Now, according to the Economic Times, the Chair of the U.S. House Homeland Security Committee, Michael McCaul, said that Homeland Security has released a bulletin to those airlines that will be going into Russia to alert them to a previously unknown threat — that of possible methods of putting explosives on these flights, either to detonate there or to sneak them into Sochi itself. The U.S. intelligence warns that explosives could be smuggled into toothpaste and cosmetic containers on flights headed into the area.
A U.S. law official stated that there are no specific threats to Americans, but that the information on possible airline bombs is solid. “It’s real. It’s real and we got good information. It’s based on a credible source. We’re taking it seriously.
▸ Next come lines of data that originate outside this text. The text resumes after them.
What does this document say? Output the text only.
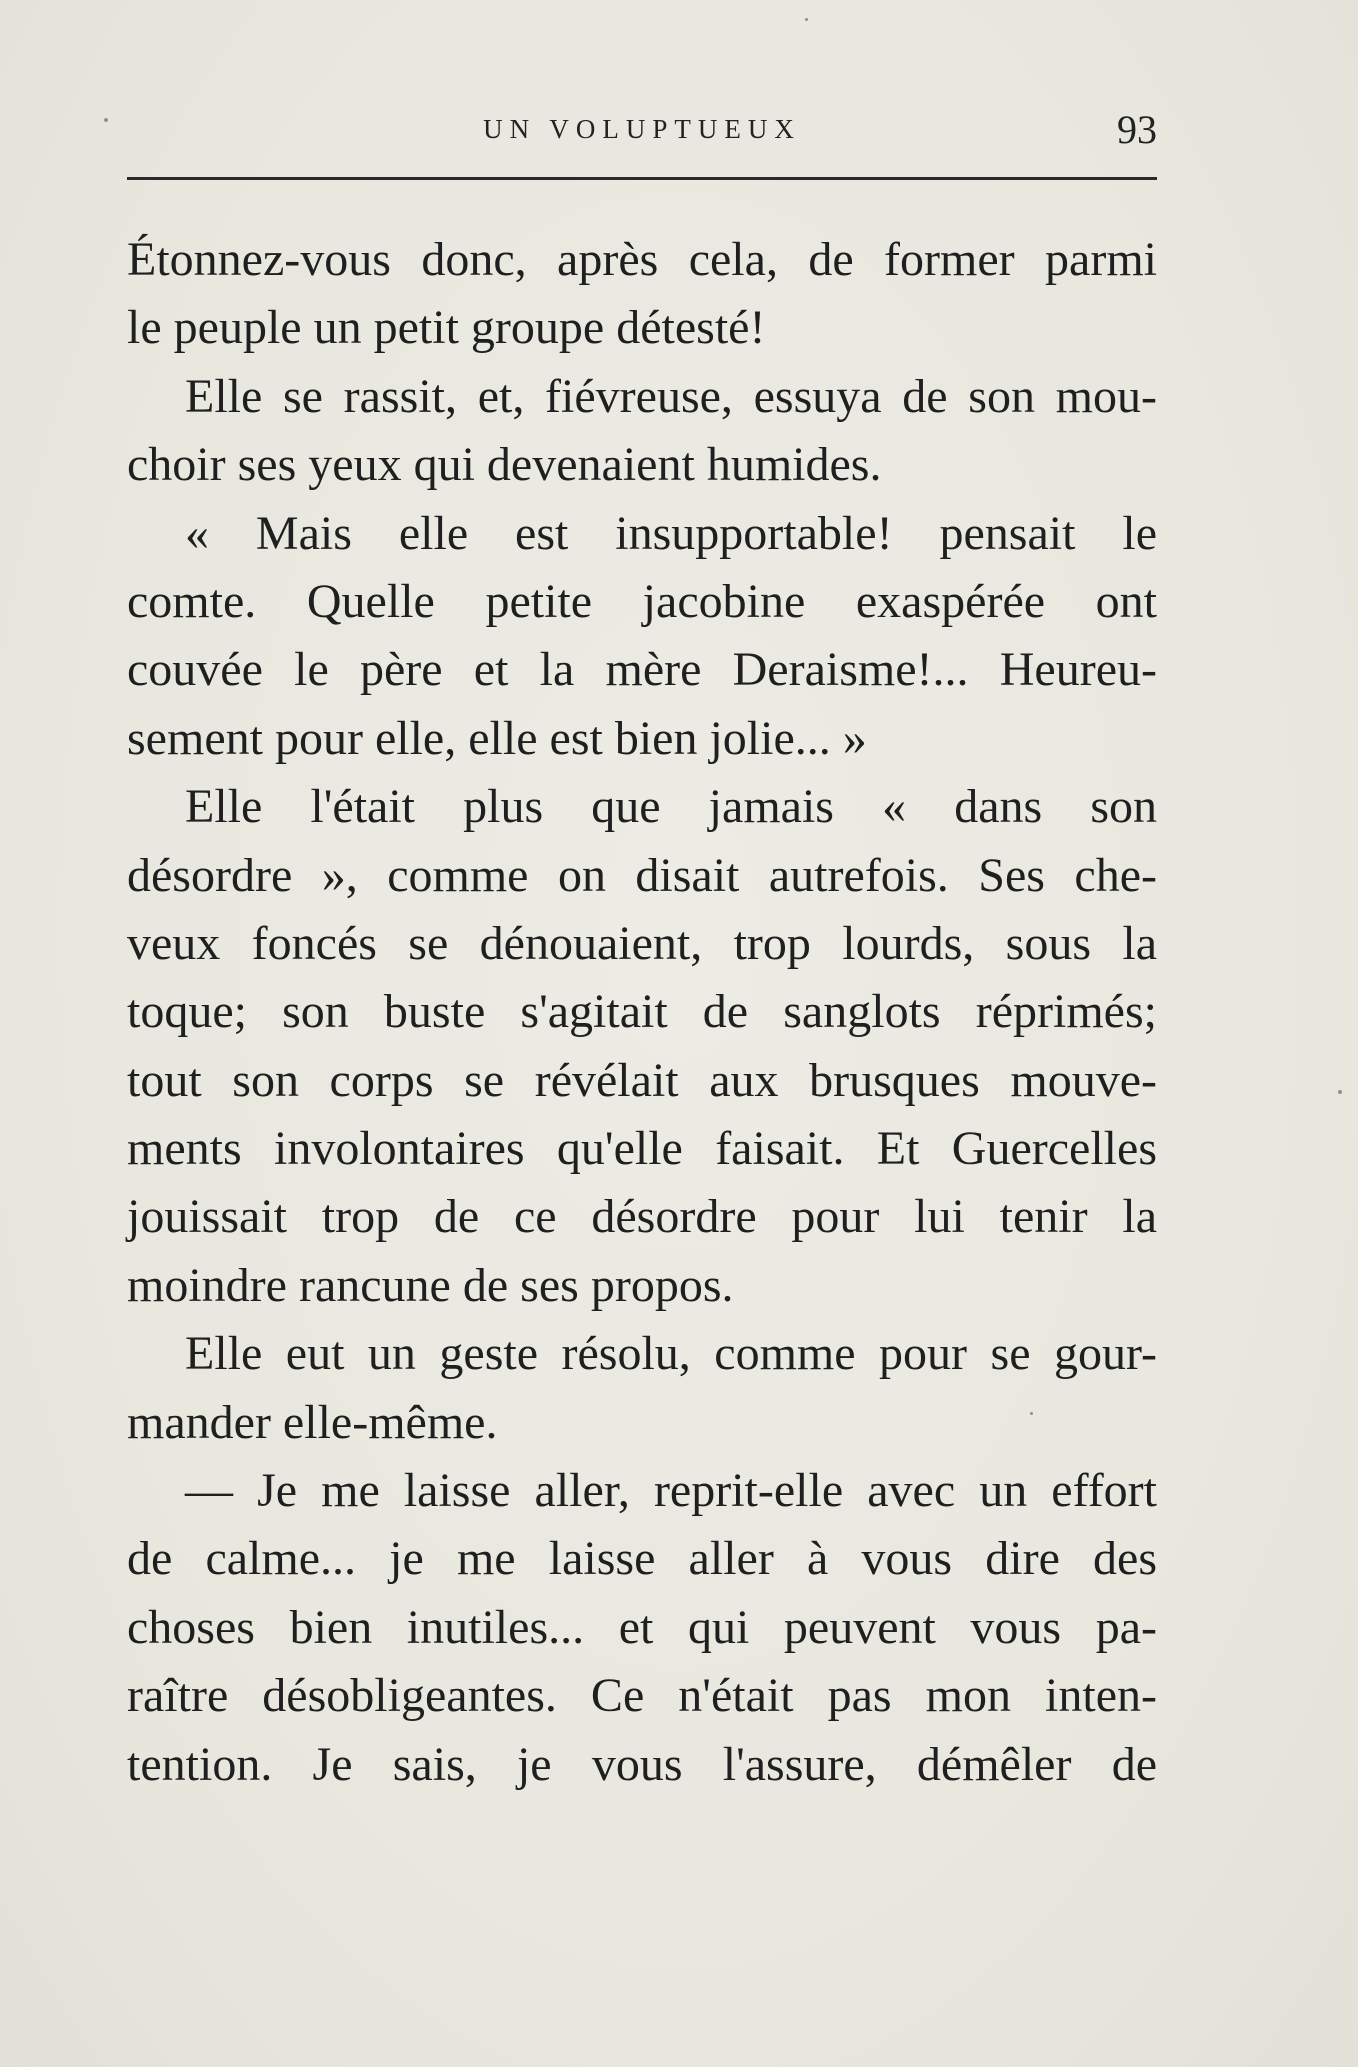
UN VOLUPTUEUX	93
Étonnez-vous donc, après cela, de former parmi
le peuple un petit groupe détesté!
Elle se rassit, et, fiévreuse, essuya de son mou-
choir ses yeux qui devenaient humides.
« Mais elle est insupportable! pensait le
comte. Quelle petite jacobine exaspérée ont
couvée le père et la mère Deraisme!... Heureu-
sement pour elle, elle est bien jolie... »
Elle l'était plus que jamais « dans son
désordre », comme on disait autrefois. Ses che-
veux foncés se dénouaient, trop lourds, sous la
toque; son buste s'agitait de sanglots réprimés;
tout son corps se révélait aux brusques mouve-
ments involontaires qu'elle faisait. Et Guercelles
jouissait trop de ce désordre pour lui tenir la
moindre rancune de ses propos.
Elle eut un geste résolu, comme pour se gour-
mander elle-même.
— Je me laisse aller, reprit-elle avec un effort
de calme... je me laisse aller à vous dire des
choses bien inutiles... et qui peuvent vous pa-
raître désobligeantes. Ce n'était pas mon inten-
tention. Je sais, je vous l'assure, démêler de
So are other countries,” said the official, according to the Economic Times.
The statement from the Department of Homeland Security noted that “out of an abundance of caution,” the agency sometimes gives information such as this to international allies. “While we are not aware of a specific threat to the homeland at this time, this routine communication is an important part of our commitment to making sure we meet that priority. As always, our security apparatus includes a number of measures, both seen and unseen, and DHS will continue to adjust security measures to fit an ever evolving threat environment,” it said, according to the Economic Times.
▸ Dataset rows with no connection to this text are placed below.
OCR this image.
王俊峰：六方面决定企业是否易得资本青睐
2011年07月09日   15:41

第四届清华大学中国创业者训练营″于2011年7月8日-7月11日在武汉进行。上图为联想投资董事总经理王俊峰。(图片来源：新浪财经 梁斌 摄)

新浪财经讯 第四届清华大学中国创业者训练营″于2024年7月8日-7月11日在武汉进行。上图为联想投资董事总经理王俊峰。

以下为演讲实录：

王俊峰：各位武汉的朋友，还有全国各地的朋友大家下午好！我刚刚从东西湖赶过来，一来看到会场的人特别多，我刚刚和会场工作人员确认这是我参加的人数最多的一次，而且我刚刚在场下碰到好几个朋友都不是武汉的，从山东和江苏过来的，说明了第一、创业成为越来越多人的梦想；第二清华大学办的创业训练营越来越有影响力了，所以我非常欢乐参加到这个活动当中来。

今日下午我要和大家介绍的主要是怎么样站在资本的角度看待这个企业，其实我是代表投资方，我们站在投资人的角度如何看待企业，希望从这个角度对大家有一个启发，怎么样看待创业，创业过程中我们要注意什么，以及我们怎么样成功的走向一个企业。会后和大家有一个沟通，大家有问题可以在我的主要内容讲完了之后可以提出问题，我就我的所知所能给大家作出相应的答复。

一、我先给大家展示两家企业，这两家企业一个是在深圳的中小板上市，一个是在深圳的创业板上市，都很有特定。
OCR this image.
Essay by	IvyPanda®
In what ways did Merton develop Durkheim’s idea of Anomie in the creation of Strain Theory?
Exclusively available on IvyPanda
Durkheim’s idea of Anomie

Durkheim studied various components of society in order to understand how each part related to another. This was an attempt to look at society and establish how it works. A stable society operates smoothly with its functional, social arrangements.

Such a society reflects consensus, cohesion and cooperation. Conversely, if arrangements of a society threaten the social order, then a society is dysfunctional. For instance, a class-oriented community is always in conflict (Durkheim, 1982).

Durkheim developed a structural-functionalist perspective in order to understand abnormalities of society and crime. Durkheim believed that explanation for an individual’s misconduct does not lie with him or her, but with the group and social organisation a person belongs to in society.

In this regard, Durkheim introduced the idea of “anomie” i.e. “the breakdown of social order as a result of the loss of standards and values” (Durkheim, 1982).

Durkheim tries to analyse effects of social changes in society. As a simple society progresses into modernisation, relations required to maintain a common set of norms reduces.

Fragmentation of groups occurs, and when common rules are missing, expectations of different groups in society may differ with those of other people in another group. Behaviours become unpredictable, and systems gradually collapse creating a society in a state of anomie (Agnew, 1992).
This latest is hardly the first concern regarding the Sochi Olympic games, and Russia’s leaders report that all efforts are being made. “We can guarantee the safety of the people as well as any other government hosting a mass event [can],” said Russia’s Deputy Prime Minister, Dmitry Kozak, according to CBC News. “There is no reason to believe Sochi, in Russia, is under more threat than any other city in the world,” said Kozak.
“I want to thank our colleagues from practically all of the countries involved in one way or another with organizing these Games, because they are working together very actively with their Russia partners,” said Vladimir Putin at a press conference Wednesday. “You know that we have set up an operations headquarters here, where our colleagues are present the whole time too, working round the clock: intelligence services representatives and law enforcement officers from many different countries.”
Other issues surrounding the games have included concerns about anti-gay legislation, LGBT rights and privacy, surveillance and data collection from the Russian government, the mass killing of stray dogs in the Sochi area, and corruption from those in charge of organizing the games set up in Russia.